Enhancing Phase Detection of Volcanic Earthquakes Through a Multi-Station Machine Learning Model
^^ Robinson, A.G^^ .1, Hammond, J.O.S.1, Steele, A.2 Lapins, S.3
Affiliations: 1Birkbeck, University of London, Malet St, London WC1E 7HX, arobin24@student.bbk.ac.uk 2University College London, Gower Street, London WC1E 6BT 3University of Bristol, Beacon House, Queens Rd, Bristol BS8 1QU
Presentation type: Poster
Presentation time: Monday 16:30 - 18:30, Room Poster Hall
Poster Board Number: 128
Programme No: 3.1.20
Abstract
Seismic phase picking is a crucial step in many volcano monitoring workflows. Over the past decade, several deep learning algorithms have been developed for this task and have shown impressive results.

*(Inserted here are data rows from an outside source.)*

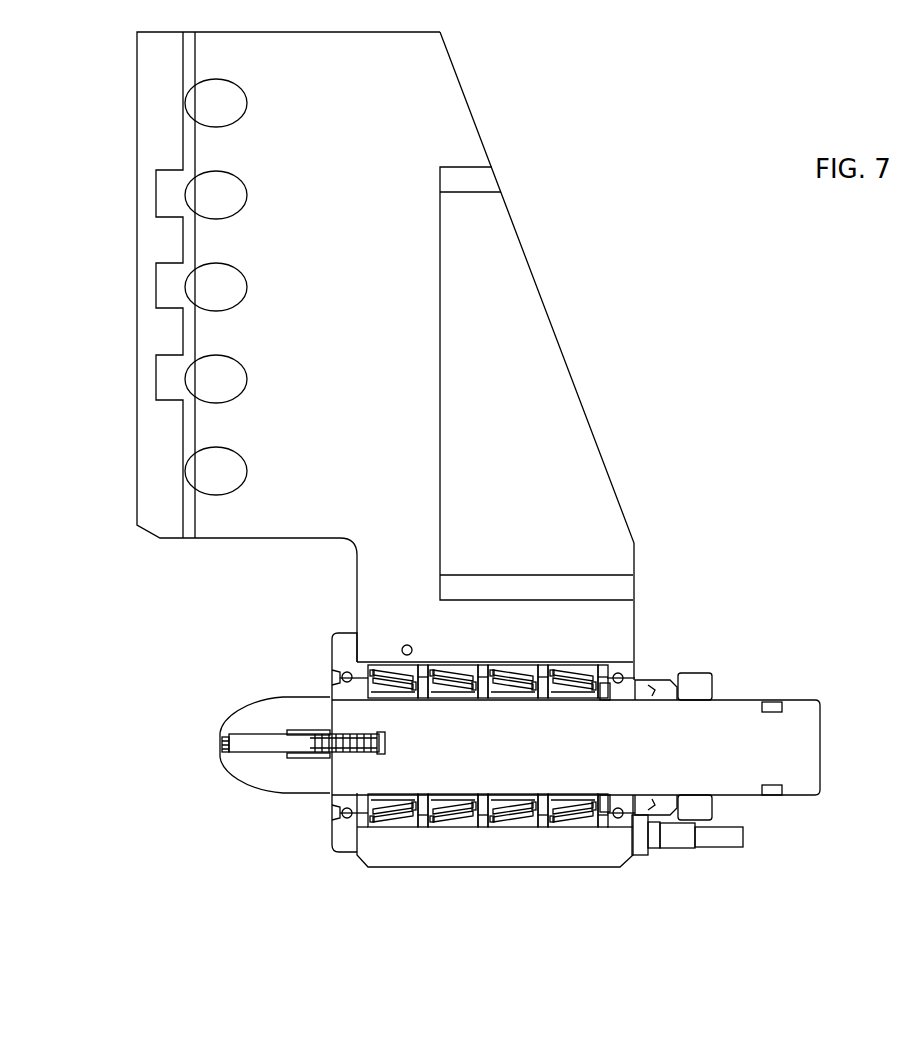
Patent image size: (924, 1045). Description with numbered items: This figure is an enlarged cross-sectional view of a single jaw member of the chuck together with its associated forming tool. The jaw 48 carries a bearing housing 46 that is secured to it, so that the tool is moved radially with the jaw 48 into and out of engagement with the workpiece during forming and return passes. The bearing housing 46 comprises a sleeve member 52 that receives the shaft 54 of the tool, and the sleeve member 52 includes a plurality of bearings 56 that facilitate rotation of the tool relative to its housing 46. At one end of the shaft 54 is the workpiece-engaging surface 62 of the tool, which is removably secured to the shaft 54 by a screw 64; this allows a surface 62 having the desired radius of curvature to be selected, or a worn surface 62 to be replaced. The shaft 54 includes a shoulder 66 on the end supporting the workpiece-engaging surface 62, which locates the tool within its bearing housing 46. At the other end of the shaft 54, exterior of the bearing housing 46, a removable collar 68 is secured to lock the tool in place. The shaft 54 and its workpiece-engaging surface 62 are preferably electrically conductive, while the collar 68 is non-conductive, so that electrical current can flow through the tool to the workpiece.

The bearing housing 46 is at (613, 630).
The jaw 48 is at (400, 112).
The sleeve member 52 is at (560, 672).
The shaft 54 is at (730, 740).
The bearings 56 is at (458, 813).
The workpiece-engaging surface 62 is at (267, 772).
The screw 64 is at (218, 742).
The shoulder 66 is at (340, 640).
The collar 68 is at (700, 680).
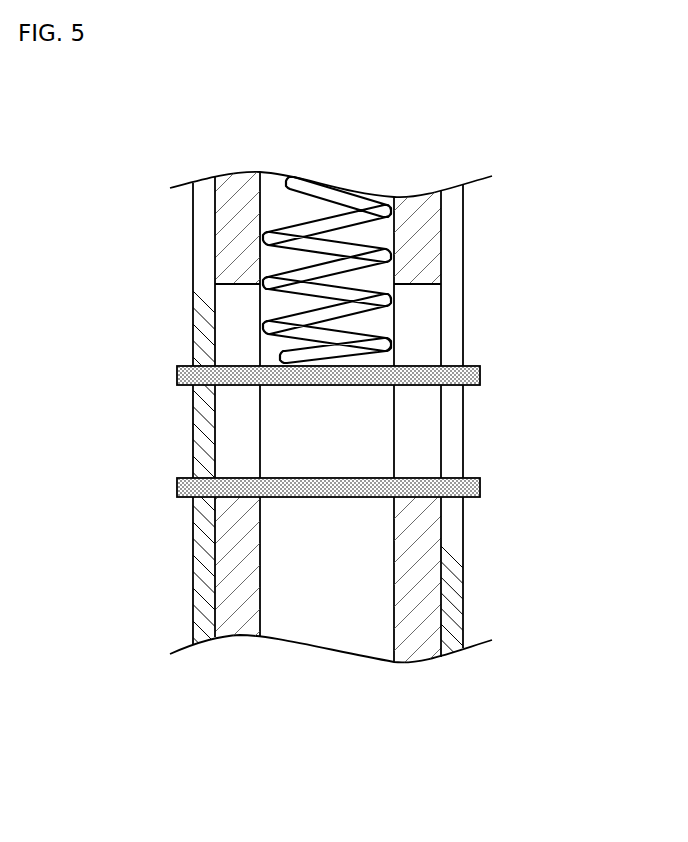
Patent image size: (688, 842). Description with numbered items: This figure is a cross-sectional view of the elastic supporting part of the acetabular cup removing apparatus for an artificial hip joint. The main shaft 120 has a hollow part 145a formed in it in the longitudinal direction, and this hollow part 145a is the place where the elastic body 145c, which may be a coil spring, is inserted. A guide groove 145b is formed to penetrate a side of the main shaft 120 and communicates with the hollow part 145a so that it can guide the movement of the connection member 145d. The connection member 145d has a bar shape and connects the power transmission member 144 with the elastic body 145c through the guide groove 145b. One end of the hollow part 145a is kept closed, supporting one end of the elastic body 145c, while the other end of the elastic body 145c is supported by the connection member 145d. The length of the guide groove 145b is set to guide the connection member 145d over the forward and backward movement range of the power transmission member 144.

The main shaft 120 is at (243, 621).
The power transmission member 144 is at (202, 575).
The hollow part 145a is at (390, 244).
The guide groove 145b is at (235, 418).
The elastic body 145c is at (336, 204).
The connection member 145d is at (176, 378).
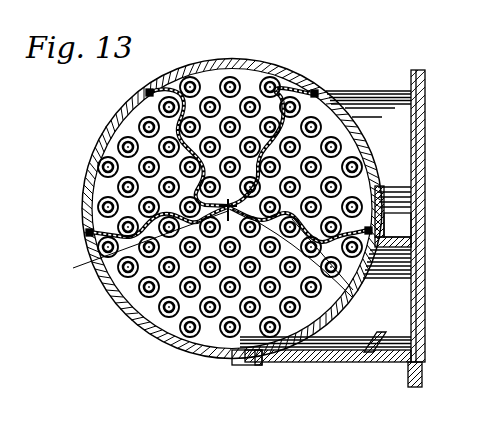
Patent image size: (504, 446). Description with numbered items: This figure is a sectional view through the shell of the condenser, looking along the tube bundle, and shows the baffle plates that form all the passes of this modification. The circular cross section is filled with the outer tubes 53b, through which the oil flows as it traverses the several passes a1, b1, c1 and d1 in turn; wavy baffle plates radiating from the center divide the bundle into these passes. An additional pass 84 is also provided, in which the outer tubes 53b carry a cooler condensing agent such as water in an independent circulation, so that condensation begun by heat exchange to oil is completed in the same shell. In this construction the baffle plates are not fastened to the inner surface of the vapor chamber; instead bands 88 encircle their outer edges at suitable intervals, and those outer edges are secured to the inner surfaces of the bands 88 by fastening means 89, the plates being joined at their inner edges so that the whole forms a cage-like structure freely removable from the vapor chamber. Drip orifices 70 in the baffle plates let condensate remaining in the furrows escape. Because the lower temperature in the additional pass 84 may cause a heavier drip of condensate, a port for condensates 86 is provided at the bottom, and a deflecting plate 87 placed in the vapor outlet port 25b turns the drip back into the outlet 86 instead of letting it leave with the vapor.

The additional pass 84 is at (310, 318).
The outer tubes 53b is at (283, 335).
The bands 88 is at (365, 137).
The vapor outlet port 25b is at (412, 316).
The deflecting plate 87 is at (378, 352).
The port for condensates 86 is at (242, 362).
The fastening means 89 is at (317, 86).
The drip orifices 70 is at (212, 261).
The pass b' b1 is at (262, 48).
The pass c' c1 is at (87, 123).
The pass a' a1 is at (360, 82).
The pass d' d1 is at (95, 297).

However, despite many volcanoes hosting a multi-station network, existing deep learning models for phase picking still process data from each station independently. As a result, these models are 'blind' to the relationships between seismograms from different stations that capture the same underlying event. Unlike these models, human analysts frequently use contextual information from multiple stations to pick phase arrivals at stations where the signal to noise ratio is low, and to rule out spurious signals. Here, I present ongoing work to develop a multi-station deep learning phase picker that takes raw seismograms from multiple stations as input and incorporates context from neighbouring stations to update the probability of phase arrivals at individual stations. The model architecture has been designed using graph layers which allow for a variable number of station recordings as input. This is a practical necessity for scenarios in which a station drops offline or is damaged, and means the model could be used at different volcanoes, irrespective of their network configuration. Using a 14-month dataset from Nabro volcano, Eritrea, acquired following the onset of its VEI4 eruption in 2011, I will present findings on how to best encode and share signal context across stations to optimise model performance, and compare the performance of multi-station models against standard single-station model equivalents.